To better understand this dynamic emulsion interfacial polymerization, we constructed a dissipative dynamics simulation model combined with a stochastic reaction model (see the Supplementary Materials for more details) (2735). As shown in Fig. 2D, starting from the particle (colored deep yellow), the interfacial anchoring polymerization occurred between the hydrophobic monomers inside microdroplets and external hydrophilic anchoring monomers (figs. S4 and S5). The simulation consistently indicated the preferential growth of the particle along the two directions of the interface (Fig. 2D), in agreement with the experiments. Our simulation also demonstrated that the topology of the Janus particle was strongly dependent on the concentration of the hydrophilic anchoring monomers and hydrophobic monomers. As expected, with an increasing concentration of hydrophilic anchoring monomers, hemispherical-, crescent moon–, and pistachio-shaped Janus particles were observed in sequential order (fig. S6), similar to the experimental results. At low concentrations, a small amount of hydrophilic anchoring monomers could not continuously afford polymerization along the interface; thus, bread- or hemispherical-shaped Janus particles were obtained. At high concentrations, sufficient anchoring monomers were continually supplied to polymerize along the interface, enabling the formation of crescent moon–shaped, even pistachio-shaped, Janus particles. Furthermore, the topologies of the particles changed from hemispherical-shaped to crescent moon–shaped and finally to spherical particles with increasing the number of hydrophobic monomers. The polymerization of hydrophobic monomers forms the inner layer of the particle. When the number of hydrophobic monomers is low, the formation of the inner layer along the interface is difficult, thus facilitating the formation of Janus particles. By contrast, when the number of hydrophobic monomers is sufficient, the inner layer can grow synchronously with the interfacial layer, finally forming spherical particles (fig. S7).

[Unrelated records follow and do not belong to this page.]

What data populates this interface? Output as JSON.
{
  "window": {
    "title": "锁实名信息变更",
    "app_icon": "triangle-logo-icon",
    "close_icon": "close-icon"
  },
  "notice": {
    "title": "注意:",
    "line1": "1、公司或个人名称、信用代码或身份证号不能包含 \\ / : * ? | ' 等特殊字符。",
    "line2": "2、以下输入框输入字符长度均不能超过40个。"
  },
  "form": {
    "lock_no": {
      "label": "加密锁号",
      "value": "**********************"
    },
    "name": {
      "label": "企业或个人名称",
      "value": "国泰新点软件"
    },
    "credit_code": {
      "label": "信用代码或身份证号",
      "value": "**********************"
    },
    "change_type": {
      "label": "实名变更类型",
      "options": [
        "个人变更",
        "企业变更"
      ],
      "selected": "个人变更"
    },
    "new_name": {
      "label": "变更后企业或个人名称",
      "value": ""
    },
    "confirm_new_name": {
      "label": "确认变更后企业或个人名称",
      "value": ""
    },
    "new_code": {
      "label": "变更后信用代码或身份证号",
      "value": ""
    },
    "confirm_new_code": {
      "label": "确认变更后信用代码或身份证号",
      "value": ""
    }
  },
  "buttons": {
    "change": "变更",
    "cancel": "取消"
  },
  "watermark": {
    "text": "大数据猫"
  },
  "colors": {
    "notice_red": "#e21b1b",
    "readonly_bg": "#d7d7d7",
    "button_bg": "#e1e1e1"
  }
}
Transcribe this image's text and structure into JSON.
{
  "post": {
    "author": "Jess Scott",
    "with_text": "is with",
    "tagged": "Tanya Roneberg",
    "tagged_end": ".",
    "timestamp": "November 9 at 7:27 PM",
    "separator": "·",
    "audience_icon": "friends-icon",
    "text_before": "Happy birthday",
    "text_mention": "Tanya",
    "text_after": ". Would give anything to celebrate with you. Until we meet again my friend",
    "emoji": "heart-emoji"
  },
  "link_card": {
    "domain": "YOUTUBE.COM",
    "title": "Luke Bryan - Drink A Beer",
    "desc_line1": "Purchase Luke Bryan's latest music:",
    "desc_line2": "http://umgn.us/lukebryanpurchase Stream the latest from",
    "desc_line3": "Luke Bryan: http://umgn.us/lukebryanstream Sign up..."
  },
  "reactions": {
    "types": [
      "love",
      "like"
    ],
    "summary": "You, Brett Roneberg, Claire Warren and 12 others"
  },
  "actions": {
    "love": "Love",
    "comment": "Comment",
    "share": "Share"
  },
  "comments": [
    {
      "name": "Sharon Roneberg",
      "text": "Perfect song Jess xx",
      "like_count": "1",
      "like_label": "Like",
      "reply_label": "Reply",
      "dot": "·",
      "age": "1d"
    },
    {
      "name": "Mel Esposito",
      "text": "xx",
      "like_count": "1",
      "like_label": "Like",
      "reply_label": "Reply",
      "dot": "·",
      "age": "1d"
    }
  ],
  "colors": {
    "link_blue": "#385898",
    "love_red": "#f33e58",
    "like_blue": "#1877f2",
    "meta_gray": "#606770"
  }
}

The generality of emulsion interfacial polymerization for the synthesis of Janus particles

The emulsion interfacial polymerization strategy was further expanded to the polymerization of other vinyl monomers. We used different anchoring monomers, including positively charged, neutrally charged, and negatively charged monomers, to surround the St/DVB-based droplets. A large variety of Janus particles with crescent moon structures were produced, indicating the generality of this strategy (Fig. 3 and figs. S8 to S15). This approach yielded well-defined Janus particles of poly(styrene-co-divinylbenzene) ﬤ poly(acrylamide) (PSDVB ﬤ PAM), poly(styrene-co-divinylbenzene) ﬤ poly(N-isopropylacrylamide) (PSDVB ﬤ PNIPAM), poly(styrene-co-divinylbenzene) ﬤ poly(methacrylamide) (PSDVB ﬤ PMAM) (Fig. 3A), poly(styrene-co-divinylbenzene) ﬤ poly(hydroxyethyl acrylate) (PSDVB ﬤ PHEA), poly(styrene-co-divinylbenzene) ﬤ poly(maleic anhydride) (PSDVB ﬤ PMAH), poly(styrene-co-divinylbenzene) ﬤ poly(hydroxyethyl methacrylate) (PSDVB ﬤ PHEMA) (Fig. 3B), PSDVB ﬤ PAA, poly(styrene-co-divinylbenzene) ﬤ poly(maleic acid) (PSDVB ﬤ PMA), and poly(styrene-co-divinylbenzene) ﬤ poly(itaconic acid) (PSDVB ﬤ PIA) (Fig. 3C). On the basis of these oil-in-water emulsion systems, a possible principle for this emulsion interfacial polymerization method should briefly meet three criteria: (i) The system could form a stable oil-in-water emulsion interface, (ii) the monomer pairs in the hydrophilic and hydrophobic phases should follow the same polymerization mechanism, and (iii) the initial polymerization should start in the oil phase.

Fig. 3 Community of Janus particles.

(A) Positively charged Janus particles. (B) Neutrally charged Janus particles. (C) Negatively charged Janus particles. The emulsion interfacial polymerization is applicable to a wide variety of monomers, greatly enriching the community of Janus particles. Scale bar, 1 μm.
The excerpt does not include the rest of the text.